Entente toujours cordiale entre Trump et Takaichi, malgré l'Iran ... et Pearl Harbor
TVA Nouvelles
La Première ministre japonaise a préservé jeudi sa bonne entente avec Donald Trump, malgré la retenue de Tokyo face à l’offensive américaine contre l’Iran et en dépit d’une stupéfiante allusion du président américain à l’attaque de Pearl Harbor.
Le dirigeant républicain, qui ne tarit pas d’éloges pour Sanae Takaichi depuis leur rencontre au Japon à l’automne dernier, a salué sa bonne volonté face à ses demandes d’aide pour sécuriser le transport maritime dans le Golfe.
« Je pense que, d’après les déclarations qui nous ont été faites hier et avant-hier concernant le Japon, ce pays monte vraiment au créneau, oui », a déclaré le président américain aux côtés de la Première ministre dans le Bureau ovale, ajoutant après une pause « pas comme l’Otan ».
Il n’a pas précisé quelles étaient ces « déclarations » ni quels engagements la dirigeante japonaise avait pris, elle qui a plusieurs fois appelé à tenir compte des contraintes légales propres à son pays.

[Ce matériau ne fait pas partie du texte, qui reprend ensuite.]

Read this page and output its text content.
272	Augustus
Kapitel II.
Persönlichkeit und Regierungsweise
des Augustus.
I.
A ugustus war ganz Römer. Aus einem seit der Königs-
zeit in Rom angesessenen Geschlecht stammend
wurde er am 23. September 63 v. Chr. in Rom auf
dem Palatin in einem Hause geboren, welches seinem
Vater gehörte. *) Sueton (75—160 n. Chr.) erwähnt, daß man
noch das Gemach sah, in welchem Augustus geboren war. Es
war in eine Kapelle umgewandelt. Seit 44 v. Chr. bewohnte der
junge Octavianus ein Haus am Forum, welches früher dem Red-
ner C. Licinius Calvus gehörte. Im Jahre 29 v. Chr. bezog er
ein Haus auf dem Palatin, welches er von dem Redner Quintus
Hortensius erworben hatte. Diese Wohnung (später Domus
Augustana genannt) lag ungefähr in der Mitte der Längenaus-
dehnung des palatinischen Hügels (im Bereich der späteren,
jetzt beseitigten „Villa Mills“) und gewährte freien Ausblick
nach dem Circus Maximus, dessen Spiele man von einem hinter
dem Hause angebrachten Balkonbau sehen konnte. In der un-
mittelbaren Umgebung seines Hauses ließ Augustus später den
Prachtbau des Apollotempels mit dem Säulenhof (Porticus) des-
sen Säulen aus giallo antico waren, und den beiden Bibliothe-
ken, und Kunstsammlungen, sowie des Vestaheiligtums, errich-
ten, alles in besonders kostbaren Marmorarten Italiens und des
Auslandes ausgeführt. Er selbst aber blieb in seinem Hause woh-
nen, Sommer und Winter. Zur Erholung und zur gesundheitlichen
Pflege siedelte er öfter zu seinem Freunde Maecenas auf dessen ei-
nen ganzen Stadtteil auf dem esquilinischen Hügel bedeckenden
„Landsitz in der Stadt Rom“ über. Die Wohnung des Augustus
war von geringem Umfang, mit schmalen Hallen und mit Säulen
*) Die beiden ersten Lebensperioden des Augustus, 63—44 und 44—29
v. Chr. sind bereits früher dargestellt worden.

La Constitution japonaise, imposée en 1947 par les États-Unis après la capitulation japonaise, implique de renoncer à la guerre.
Dans le moment le plus frappant de l’entrevue, Donald Trump a d’ailleurs fait allusion directement à ce contexte historique.
Lorsqu’un journaliste japonais lui a demandé pourquoi il n’avait pas prévenu ses alliés dont le Japon du déclenchement de la guerre en Iran, le président américain a répondu avoir voulu garder l’élément de surprise.
« Qui connaît mieux les surprises que le Japon ? », a-t-il alors lâché. « Pourquoi ne m’as-tu pas parlé de Pearl Harbor ? »
L’ombre d’une grimace a semblé passer sur le visage de la Première ministre japonaise, qui s’est reculée dans son fauteuil.